Rendre à Dieu la monnaie de sa pièce

Classé sous Communauté spirituelle — lhomeliedudimanche @ 12 h 30 min

Rendre à Dieu la monnaie de sa pièce

Homélie pour le 29° Dimanche du temps ordinaire / Année A
22/10/2023

Cf. également :
Charlie, César et Dieu
Résistez à la dictature du format court !
Refusez la pression fiscale !

« Tous pourris » ?
INRI : annulez l’ordre injuste !

Il s’agit d’impôt et non de laïcité
Rendre à Dieu la monnaie de sa pièce dans Communauté spirituelle Rendez-a-Cesar-Philippe-de-Champaigne
Évacuons d’emblée une lecture courante de notre célébrissime maxime de l’Évangile de ce dimanche (Mt 22,15-21) : « rendez à César ce qui est à César, et à Dieu ce qui est à Dieu ». Certains commentateurs – et non des moindres – voudraient trouver dans cette phrase de Jésus le fondement d’une laïcité ‘à la française’, avec une séparation nette des deux pouvoirs, politique et spirituel.

Cette lecture apologétique est doublement anachronique :
– d’abord parce qu’à l’époque de Jésus, la question ne se pose pas. Elle est même totalement hors champ, impensable. Il est évident pour tous les peuples de l’Antiquité que le politique et le religieux sont inextricablement mêlés, inséparables. Les juifs sont persuadés que Dieu seul est au principe d’Israël : même un roi – accepté avec réticence après les Juges, car toujours infidèle – n’est que le ‘lieu-tenant’ de Dieu. Les prophètes ne cessent de lui rappeler la supériorité de la Torah sur son gouvernement.

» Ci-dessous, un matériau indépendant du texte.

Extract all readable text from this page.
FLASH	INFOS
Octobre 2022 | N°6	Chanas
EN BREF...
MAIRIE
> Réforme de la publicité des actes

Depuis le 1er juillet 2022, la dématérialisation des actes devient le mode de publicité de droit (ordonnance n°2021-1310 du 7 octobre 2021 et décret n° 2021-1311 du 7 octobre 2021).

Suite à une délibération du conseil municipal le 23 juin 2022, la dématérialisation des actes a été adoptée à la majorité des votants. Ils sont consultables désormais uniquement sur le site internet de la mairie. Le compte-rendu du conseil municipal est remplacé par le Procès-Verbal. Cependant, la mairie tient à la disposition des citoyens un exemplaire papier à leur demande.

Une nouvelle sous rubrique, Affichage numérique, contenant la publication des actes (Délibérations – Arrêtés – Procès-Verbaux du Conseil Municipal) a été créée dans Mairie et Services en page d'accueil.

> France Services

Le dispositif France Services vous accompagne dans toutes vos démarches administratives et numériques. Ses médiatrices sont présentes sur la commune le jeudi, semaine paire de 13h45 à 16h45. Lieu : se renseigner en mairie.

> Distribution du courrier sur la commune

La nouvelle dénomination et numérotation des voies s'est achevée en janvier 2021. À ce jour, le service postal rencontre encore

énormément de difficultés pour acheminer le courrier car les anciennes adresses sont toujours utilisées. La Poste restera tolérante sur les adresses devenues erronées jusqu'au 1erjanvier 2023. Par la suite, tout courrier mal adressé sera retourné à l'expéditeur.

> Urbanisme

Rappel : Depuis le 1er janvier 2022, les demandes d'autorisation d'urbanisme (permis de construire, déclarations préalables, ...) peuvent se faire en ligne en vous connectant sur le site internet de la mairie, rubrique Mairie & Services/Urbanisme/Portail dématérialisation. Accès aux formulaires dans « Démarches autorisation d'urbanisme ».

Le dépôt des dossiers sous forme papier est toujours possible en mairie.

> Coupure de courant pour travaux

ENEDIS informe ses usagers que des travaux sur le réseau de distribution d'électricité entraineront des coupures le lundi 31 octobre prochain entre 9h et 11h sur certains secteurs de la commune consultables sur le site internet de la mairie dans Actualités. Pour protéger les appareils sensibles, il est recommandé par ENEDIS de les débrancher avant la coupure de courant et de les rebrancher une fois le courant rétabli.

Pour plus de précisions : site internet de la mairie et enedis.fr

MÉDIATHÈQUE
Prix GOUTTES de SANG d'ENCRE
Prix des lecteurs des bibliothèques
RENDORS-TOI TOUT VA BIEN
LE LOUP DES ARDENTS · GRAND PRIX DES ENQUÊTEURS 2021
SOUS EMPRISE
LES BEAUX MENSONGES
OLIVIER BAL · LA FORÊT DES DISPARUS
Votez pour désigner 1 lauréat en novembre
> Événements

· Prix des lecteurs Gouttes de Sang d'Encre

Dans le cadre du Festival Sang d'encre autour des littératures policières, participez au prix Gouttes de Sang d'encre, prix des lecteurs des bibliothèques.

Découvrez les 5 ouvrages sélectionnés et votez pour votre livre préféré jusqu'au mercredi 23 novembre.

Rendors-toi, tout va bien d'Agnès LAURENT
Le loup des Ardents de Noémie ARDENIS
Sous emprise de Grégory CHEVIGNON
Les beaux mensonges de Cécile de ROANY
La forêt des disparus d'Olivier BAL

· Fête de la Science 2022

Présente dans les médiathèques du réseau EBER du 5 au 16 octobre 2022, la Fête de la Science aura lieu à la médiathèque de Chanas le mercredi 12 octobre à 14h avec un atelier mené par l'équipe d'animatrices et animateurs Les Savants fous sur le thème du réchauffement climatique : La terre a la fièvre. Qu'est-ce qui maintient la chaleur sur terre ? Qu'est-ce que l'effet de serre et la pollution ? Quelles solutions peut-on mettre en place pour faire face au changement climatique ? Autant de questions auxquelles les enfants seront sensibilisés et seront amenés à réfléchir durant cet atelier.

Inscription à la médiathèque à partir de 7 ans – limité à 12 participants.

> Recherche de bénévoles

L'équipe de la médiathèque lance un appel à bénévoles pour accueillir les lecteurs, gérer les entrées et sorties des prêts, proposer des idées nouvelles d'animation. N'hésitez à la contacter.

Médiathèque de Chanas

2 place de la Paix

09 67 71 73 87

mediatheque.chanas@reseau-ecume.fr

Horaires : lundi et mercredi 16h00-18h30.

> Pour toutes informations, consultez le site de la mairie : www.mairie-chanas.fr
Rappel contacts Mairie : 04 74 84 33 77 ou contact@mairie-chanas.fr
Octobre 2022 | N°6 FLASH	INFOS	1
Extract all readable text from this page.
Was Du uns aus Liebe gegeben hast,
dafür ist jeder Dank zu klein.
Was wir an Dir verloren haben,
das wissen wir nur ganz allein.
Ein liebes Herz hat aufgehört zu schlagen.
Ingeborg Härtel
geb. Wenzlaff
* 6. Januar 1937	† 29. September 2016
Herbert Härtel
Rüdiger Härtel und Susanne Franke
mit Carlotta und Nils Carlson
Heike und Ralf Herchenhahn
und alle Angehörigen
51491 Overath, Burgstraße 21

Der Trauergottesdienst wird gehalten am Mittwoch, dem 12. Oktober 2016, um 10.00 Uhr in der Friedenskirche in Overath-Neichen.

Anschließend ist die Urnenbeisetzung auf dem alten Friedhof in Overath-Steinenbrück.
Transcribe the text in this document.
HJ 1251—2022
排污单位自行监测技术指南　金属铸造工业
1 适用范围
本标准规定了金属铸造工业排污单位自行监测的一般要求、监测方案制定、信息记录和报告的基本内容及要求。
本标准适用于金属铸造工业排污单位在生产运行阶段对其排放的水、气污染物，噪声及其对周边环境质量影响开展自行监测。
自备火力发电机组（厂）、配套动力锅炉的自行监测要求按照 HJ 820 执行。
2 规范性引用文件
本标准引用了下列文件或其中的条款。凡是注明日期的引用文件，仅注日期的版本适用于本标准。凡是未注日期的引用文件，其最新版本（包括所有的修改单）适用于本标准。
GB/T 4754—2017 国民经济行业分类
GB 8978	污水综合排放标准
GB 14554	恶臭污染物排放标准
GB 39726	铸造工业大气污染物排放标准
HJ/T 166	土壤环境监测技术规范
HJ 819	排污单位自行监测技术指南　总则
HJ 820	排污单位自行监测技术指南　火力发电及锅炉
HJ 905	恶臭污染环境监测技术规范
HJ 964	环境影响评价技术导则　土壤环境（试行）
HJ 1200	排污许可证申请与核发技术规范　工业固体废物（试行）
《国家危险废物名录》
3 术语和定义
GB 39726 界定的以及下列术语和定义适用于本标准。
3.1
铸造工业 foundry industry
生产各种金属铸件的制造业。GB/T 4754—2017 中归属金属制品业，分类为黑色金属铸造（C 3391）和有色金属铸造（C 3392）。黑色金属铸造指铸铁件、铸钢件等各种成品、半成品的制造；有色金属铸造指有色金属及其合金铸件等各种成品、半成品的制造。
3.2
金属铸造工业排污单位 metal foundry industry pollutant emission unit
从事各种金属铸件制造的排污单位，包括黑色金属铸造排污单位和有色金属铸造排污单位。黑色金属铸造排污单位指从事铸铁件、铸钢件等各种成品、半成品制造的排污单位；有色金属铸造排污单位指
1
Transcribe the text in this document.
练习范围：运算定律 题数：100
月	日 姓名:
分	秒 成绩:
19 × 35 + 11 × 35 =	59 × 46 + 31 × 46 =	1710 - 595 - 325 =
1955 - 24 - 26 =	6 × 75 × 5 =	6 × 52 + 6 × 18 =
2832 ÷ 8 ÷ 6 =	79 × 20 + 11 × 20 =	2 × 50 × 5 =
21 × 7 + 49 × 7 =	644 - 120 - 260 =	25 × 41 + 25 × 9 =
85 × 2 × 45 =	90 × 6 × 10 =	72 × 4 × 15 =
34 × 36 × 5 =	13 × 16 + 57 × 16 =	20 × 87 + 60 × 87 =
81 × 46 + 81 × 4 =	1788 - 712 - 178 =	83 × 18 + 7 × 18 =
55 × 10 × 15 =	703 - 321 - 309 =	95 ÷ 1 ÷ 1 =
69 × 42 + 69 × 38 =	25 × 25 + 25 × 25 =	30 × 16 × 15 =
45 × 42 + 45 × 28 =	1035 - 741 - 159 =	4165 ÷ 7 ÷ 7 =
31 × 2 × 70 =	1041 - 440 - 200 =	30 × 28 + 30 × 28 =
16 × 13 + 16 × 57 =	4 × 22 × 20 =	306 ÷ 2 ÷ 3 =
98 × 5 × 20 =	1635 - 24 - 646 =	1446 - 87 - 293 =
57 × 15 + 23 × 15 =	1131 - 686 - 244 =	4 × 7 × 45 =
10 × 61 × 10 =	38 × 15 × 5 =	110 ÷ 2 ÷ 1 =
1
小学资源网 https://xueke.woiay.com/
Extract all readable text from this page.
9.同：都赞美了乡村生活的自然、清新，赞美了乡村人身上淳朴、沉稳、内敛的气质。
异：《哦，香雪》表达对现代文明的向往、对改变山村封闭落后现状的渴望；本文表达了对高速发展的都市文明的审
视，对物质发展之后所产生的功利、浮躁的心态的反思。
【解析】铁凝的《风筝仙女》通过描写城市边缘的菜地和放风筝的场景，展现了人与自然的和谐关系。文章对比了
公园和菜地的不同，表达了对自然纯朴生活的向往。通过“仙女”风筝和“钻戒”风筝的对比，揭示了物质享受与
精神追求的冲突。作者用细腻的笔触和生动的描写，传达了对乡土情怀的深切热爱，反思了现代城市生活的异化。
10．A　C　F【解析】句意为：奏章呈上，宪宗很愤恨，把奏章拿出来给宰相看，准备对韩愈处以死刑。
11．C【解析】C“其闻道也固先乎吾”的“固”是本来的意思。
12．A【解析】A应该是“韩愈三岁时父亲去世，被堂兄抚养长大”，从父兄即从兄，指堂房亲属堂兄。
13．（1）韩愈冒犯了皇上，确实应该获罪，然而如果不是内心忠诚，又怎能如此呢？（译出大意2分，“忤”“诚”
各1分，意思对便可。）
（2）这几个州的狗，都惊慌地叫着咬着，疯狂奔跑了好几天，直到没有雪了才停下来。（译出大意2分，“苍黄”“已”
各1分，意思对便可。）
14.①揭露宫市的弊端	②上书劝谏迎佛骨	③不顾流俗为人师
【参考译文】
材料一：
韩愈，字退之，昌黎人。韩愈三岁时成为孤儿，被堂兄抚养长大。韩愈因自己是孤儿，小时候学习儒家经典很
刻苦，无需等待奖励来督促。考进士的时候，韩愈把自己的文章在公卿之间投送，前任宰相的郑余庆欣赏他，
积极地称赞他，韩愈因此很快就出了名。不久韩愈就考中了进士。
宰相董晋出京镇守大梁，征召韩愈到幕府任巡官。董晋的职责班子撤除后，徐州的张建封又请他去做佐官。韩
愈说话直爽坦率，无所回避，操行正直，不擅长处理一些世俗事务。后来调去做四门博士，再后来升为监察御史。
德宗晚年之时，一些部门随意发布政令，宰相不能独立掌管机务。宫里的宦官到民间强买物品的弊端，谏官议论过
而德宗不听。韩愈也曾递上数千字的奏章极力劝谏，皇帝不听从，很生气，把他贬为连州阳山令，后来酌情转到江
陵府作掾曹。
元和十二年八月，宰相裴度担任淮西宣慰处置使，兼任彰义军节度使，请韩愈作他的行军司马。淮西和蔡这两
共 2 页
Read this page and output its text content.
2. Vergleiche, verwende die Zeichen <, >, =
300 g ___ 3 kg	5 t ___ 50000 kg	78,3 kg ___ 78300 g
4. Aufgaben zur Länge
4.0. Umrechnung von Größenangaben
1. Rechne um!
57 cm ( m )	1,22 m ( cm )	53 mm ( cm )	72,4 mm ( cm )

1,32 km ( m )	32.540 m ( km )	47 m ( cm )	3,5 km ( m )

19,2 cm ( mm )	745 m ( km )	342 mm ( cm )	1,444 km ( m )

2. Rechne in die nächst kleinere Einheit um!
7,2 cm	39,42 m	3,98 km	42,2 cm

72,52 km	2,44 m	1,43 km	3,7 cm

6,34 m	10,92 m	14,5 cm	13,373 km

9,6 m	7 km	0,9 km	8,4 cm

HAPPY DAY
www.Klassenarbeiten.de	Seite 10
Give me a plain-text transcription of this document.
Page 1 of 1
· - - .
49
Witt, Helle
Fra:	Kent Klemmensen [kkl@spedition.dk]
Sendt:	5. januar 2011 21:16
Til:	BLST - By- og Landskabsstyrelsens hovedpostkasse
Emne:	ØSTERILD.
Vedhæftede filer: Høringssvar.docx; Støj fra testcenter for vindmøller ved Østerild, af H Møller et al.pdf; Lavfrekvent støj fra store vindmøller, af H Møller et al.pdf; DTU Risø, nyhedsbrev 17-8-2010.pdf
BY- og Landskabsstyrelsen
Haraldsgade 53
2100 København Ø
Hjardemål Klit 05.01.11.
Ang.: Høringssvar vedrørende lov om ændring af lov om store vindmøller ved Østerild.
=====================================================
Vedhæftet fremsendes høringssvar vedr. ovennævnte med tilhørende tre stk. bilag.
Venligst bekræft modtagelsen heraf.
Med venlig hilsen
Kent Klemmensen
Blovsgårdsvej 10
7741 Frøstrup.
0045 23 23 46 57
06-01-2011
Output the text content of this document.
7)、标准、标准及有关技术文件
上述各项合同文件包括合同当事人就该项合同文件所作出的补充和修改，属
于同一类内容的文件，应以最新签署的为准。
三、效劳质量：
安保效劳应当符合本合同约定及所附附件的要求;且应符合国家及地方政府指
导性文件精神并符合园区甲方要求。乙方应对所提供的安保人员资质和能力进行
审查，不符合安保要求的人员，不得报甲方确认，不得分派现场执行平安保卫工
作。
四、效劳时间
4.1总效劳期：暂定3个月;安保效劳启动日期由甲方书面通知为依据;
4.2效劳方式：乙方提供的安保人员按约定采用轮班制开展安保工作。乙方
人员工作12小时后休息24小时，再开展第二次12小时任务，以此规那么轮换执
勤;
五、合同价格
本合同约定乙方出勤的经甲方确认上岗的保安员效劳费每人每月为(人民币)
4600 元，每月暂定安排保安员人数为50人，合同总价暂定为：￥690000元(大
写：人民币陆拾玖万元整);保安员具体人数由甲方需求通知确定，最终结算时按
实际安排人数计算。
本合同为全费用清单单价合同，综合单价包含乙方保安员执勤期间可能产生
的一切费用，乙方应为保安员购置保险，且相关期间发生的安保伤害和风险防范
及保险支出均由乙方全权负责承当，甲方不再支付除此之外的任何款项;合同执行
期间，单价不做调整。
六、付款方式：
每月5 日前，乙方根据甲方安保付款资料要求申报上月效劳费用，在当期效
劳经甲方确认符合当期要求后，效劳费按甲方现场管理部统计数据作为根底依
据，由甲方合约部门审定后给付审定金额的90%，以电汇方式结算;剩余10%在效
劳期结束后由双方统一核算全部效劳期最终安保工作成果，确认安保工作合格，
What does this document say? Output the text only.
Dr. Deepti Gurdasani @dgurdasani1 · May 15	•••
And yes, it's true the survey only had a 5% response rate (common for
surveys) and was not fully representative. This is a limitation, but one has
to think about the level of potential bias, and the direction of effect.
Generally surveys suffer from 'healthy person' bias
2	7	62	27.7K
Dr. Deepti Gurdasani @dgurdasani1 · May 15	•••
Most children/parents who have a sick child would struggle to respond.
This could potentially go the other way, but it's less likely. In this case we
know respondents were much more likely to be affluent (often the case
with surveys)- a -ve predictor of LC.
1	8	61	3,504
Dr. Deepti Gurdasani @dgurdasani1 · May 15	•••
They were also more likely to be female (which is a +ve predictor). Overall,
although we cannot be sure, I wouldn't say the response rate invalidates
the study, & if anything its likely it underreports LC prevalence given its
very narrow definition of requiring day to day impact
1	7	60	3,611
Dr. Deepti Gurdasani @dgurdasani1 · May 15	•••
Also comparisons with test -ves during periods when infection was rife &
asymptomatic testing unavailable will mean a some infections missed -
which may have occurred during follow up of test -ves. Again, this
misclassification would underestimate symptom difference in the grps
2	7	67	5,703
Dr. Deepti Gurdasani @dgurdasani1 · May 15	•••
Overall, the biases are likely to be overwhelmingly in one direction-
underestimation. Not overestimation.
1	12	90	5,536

– ensuite, parce que tout au long de 20 siècles d’histoire, les Églises n’ont jamais interprété ni vécu cette maxime selon notre conception moderne Quanta Cura & Syllabusd’une laïcité à la française. Pendant les trois premiers siècles, sous les persécutions, l’Église clandestine refuse d’adorer César et de lui offrir des sacrifices. Après Constantin, elle fait alliance avec le pouvoir impérial et devient religion d’État. Point de séparation dans l’alliance du trône et de l’autel, dans la théorie féodale des trois ordres (chevaliers, prêtres, paysans), dans la monarchie de droit divin, dans la théorie de la symphonie des pouvoirs en Orient (l’aigle à deux têtes de Byzance ou de la Russie actuelle) ou dans la théorie des deux glaives de l’Occident (où le glaive religieux doit l’emporter sur le politique, comme à Canossa). Le Syllabus de 1864 résume cette longue histoire de subordination – ou au mieux de lien intime – de César à Dieu en qualifiant la liberté de conscience de « liberté de perdition », de « délire », et en condamnant la séparation de l’Église et de l’État (‘erreur’ 55). Les Églises orthodoxes sont toujours sur cette ligne. L’Église anglicane continue de couronner rois et reines du Royaume-Uni. Les protestants certes sont les plus critiques envers ces collusions, mais les évangélistes américains font tout pour soumettre les lois des États à leur interprétation de la Bible (avortement, peine de mort, homosexualité etc.) et les luthériens du nord de l’Europe continuent à être une quasi religion d’État.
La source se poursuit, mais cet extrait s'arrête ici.